Data is often not stored in the shape we need for analysis. It may be structured for data entry or storage, rather than aggregation or modelling. Pivoting refers to reshaping data so that it can be worked with more effectively. This usually means either converting columns into rows (wide to long reshaping) or rows into columns (long to wide). In Alteryx, the Transpose tool pivots columns to rows, while Cross Tab pivots rows to columns.
Transpose
The Transpose tool pivots columns to rows.
Imagine a table recording the grades that students receive, with a row per student and columns per subject.
| ID | Math | Physics | Chemistry |
|---|---|---|---|
| A | 80 | 75 | 90 |
| B | 70 | 85 | 88 |
While this structure may be convenient for data entry, it makes it difficult to treat "subject" as a variable in its own right.
Using the Transpose tool, these subject columns can be converted into rows, giving a table like:
| ID | Subject | Score |
|---|---|---|
| A | Math | 80 |
| A | Physics | 75 |
| A | Chemistry | 90 |
| B | Math | 70 |
| B | Physics | 85 |
| B | Chemistry | 88 |
The student identifier is kept fixed, while each subject becomes a row, with two new fields: one indicating the subject, and the other giving the corresponding value. The result is a longer and narrower dataset where the values from the pivoted columns become a part of the data.
To use the Transpose tool in Alteryx, drag it onto the canvas and connect its input anchor to the output anchor of the preceding tool. In the Configuration pane, Key Columns are those that remain fixed, while Data Columns are those to be pivoted into rows. The headers of the Data Columns become a new "Name" field, and their values are placed in a corresponding "Value" field.

Giving the desired result:

More generally, for a dataset with r rows and c columns, of which ci are identifier (ID) columns (or columns that are not to be pivoted) and cp are pivot columns, applying a transpose operation changes the number of rows to become r × cp. Each original row is expanded once for every pivot column. The number of columns becomes ci + 2. The identifier columns are preserved, and two additional columns are introduced: one for the former column names (the "Name" field) and one for their values.
Cross Tab
The Cross Tab tool pivots rows to columns.
Using a Cross Tab on the output from the Transpose tool above allow us to reconstruct the original, wide format:
| ID | Math | Physics | Chemistry |
|---|---|---|---|
| A | 80 | 75 | 90 |
| B | 70 | 85 | 88 |
Wide formats of data can be preferable for presenting or comparing values across categories side-by-side. In the above case, having subjects as columns makes it easier to compare a student's performance across subjects.
The Cross Tab tool works by taking the values from one column and using them as new column headers, while taking values from another column and placing them into those new columns.

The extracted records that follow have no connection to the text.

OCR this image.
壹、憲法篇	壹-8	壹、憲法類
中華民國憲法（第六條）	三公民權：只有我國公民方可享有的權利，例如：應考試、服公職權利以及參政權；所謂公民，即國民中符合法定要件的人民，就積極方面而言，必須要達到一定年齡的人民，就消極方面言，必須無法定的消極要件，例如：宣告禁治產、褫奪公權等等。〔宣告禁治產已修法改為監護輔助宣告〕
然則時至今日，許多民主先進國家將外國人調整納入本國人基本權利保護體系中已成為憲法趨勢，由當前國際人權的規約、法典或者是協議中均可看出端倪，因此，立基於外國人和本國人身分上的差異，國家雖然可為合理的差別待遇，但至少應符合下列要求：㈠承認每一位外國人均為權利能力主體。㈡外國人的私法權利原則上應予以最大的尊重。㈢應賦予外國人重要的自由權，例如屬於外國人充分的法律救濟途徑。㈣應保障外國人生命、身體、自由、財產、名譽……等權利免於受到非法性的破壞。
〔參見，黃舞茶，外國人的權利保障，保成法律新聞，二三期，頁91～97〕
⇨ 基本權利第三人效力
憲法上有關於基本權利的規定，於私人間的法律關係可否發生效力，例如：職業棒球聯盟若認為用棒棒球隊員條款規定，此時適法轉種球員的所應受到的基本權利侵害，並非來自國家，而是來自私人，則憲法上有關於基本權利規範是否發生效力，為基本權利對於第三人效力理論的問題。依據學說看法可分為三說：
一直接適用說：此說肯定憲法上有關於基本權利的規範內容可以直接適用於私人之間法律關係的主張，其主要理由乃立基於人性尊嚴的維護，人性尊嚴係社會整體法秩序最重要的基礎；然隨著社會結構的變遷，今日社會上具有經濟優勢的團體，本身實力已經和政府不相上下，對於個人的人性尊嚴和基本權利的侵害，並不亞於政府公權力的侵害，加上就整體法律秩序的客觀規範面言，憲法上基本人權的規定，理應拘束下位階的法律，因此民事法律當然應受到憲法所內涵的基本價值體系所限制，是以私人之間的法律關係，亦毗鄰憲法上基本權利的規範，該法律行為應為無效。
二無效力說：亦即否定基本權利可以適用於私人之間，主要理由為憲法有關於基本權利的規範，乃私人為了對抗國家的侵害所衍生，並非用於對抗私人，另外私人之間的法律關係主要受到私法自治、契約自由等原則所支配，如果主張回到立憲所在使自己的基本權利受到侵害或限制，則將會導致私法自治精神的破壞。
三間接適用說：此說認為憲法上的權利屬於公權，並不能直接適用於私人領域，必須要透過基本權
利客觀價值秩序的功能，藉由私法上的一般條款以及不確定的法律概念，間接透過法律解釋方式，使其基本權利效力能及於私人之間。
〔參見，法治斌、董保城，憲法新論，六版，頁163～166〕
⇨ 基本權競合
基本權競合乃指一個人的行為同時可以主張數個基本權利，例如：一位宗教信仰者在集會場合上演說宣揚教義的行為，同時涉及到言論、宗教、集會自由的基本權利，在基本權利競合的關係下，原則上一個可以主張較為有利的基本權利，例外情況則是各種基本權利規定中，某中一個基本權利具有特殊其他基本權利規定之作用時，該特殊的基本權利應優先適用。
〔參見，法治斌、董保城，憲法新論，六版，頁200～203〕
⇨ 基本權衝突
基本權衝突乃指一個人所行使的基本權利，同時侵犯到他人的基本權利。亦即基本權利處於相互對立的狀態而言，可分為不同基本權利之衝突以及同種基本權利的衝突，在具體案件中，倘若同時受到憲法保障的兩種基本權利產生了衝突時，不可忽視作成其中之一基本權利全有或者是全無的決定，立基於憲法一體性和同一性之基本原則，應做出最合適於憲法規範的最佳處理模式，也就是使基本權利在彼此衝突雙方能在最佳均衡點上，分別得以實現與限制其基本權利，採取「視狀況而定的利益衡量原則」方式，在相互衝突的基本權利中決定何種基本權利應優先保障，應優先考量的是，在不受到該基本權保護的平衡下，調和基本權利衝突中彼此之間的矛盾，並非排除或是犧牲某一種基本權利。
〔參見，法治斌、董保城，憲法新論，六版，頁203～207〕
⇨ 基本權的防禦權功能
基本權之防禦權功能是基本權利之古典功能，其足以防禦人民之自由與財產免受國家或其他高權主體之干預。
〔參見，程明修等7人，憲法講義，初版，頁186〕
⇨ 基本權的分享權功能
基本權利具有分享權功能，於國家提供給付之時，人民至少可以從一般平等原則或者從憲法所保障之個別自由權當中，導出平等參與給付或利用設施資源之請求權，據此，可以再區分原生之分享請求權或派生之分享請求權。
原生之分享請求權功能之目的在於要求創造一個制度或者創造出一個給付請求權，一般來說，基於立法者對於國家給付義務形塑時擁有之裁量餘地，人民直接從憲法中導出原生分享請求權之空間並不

A method of aggregation must be supplied as multiple rows may correspond to the same combination of 'Group by' columns and column headers. In such cases, the Cross Tab tool needs to determine how these values should be combined.
In our example, if a student had multiple entries for the same subject - i.e., if they had taken a test for the same subject at a later date - there would be several values competing for a single cell in the output. An aggregation method (such as Sum or Average) resolves this by reducing those multiple values to a single value.
Overall, the Cross Tab groups data by chosen identifier columns and produces a single row for each. Within each row, the unique values of the selected Column Headers column define the new columns, and the aggregated values fill the corresponding cells.
More generally, if a dataset contains r rows and is grouped by ci identifier columns, forming g unique groups, and the column used for the headers contains k unique values, then the Cross Tab produces a dataset with g rows and ci + k columns.